Research internship : Audio source separation for music, gaming and speech

Nahimic is hiring!

About

Nahimic has the conviction that everyone should benefit from the best audio experience, which is why they designed smart and tailor-made solutions that offer 3D sound in real-time on all standard stereo equipment. Their 3D Sound audio solution "Nahimic" has been embedded in the Top of the line Gaming computers and motherboards since 2015.
In line with these convictions, Nahimic has risen to the challenge of bringing this technology mainstream, offering this experience to everyone who wants more immersion, more emotions in their media (Netflix, Spotify, Amazon Prime Video, Apple Music, and much more). Nahimic is helped by talented engineers, developers, product owners, and managers, but is constantly looking for new talent. It currently has offices in France, Singapore and Taïwan and is looking to expand to the US.
(nb: A-Volute made the strategic choice to bring its leading brand's product name "Nahimic" as the current name of the company.)

Job Description

Nahimic (a.k.a. A-Volute) is a company based in Villeneuve d’Ascq (France) that publishes audio enhancement software for the gaming industry, in particular the Nahimic software on MSI laptop. Nahimic
has developed a solution for digital and real-time 3D sound. The suite of audio effects proposed by Nahimic includes effects to improve multimedia content (music or movie) and gaming experience, as well as microphone effects for communication such as noise reduction.
You will join the R&D team that is in charge of proposing and prototyping innovative audio algorithms.

Advisors
— Nathan Souviraà-Labastie, R&D engineer (Nahimic)
— Damien Granger, R&D engineer (Nahimic)
— Raphaël Greff, CTO and R&D Director (Nahimic)

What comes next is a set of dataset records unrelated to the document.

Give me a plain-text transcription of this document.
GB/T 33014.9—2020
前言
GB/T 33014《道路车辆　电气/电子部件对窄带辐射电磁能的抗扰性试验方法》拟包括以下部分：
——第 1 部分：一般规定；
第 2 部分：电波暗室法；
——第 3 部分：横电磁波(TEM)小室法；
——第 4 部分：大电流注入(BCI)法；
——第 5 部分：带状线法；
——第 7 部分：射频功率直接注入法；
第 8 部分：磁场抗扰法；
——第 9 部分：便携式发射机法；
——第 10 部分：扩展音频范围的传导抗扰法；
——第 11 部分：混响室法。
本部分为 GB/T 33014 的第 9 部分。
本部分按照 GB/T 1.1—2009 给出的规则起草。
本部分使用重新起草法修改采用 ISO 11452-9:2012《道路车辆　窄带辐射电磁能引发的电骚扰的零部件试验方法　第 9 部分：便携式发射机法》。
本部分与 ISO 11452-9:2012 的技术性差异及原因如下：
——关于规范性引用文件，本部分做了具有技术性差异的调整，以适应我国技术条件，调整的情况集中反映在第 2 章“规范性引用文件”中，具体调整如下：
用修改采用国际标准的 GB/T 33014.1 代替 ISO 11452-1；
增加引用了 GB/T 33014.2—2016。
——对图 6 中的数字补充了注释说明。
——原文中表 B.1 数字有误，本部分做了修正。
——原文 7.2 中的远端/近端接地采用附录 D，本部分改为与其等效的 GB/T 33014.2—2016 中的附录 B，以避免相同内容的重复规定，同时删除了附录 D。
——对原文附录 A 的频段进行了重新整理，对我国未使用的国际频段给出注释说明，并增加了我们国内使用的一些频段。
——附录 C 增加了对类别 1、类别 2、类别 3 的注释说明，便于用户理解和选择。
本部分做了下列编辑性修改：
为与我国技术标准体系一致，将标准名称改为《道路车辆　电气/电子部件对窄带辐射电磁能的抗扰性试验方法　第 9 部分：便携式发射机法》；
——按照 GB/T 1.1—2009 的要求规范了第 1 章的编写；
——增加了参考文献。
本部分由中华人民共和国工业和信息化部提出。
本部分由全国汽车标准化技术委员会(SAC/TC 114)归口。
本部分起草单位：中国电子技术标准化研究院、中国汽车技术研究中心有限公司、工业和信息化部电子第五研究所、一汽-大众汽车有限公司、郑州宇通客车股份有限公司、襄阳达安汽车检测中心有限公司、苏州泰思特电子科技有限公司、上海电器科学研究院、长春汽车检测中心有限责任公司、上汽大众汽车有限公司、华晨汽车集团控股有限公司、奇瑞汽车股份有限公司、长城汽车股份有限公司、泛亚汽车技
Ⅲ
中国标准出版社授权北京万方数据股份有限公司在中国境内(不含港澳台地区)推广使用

Approaches and topics for the internship

Audio source separation consists in extracting the different sound sources present in an audio signal, in particular by estimating their frequency distributions and/or spatial positions. Many applications are possible but more specifically A-Volute is interested in the following type of audio signals :
— music for instance for automatic karaoke generation
— video game audio for enhanced game experience
— speech for comfort and quality during communication
Our current algorithm already equals state of the art [15, 16] on a music separation task and many tracks of improvement are possible, both in terms of implementations and applications (details hereafter).
The successful candidate will work on one or several of the following topics according to her/his aspirations and skills. In addition to those topics, visiting PhDs or researchers can also make their own topic proposal, for instance to try their approaches on our internal substantive dataset (description upon request).

New core algorithm
Machine learning is a fast changing research domain and an algorithm can move from being state of the art to being obsolete in less than a year. The work would be to try recent powerful neural network approaches on the audio source separation tasks (on music signals as a first step). Other research domains outside audio (like computer vision) might be considered as sources of inspiration. For instance, the approaches in[17, 9] have shown promising results on other tasks.

Multi-task approach
Metadata such as music style/genre could be used during the training. One possible way is to consider those classes as other tasks to be solved together with the separation tasks. This is a very challenging machine learning problem, especially because the different tasks are heterogeneous (classification, regression, signal estimation) and just a few studies targeting audio multi-task have been carried out so far (exhaustive list from advisors knowledge [7, 11, 13]). Potential advantages are performance improvement for the main/principal task and computational cost reduction in products as several tasks are achieved at the same time. The work would be to investigate this approach based on the previous internal work and network architecture.

Data augmentation
One core aspect that has been raised by last Sisec challenge [15] is that the use of additional data was the key for music separation. Most of the existing approaches [16, 12, 3] use data augmentation (remixing, additional audio effect, reverb), and this could be an axis of amelioration for our current algorithm as well. The work would be to investigate this approach. Interesting recent studies can be found in [2, 12].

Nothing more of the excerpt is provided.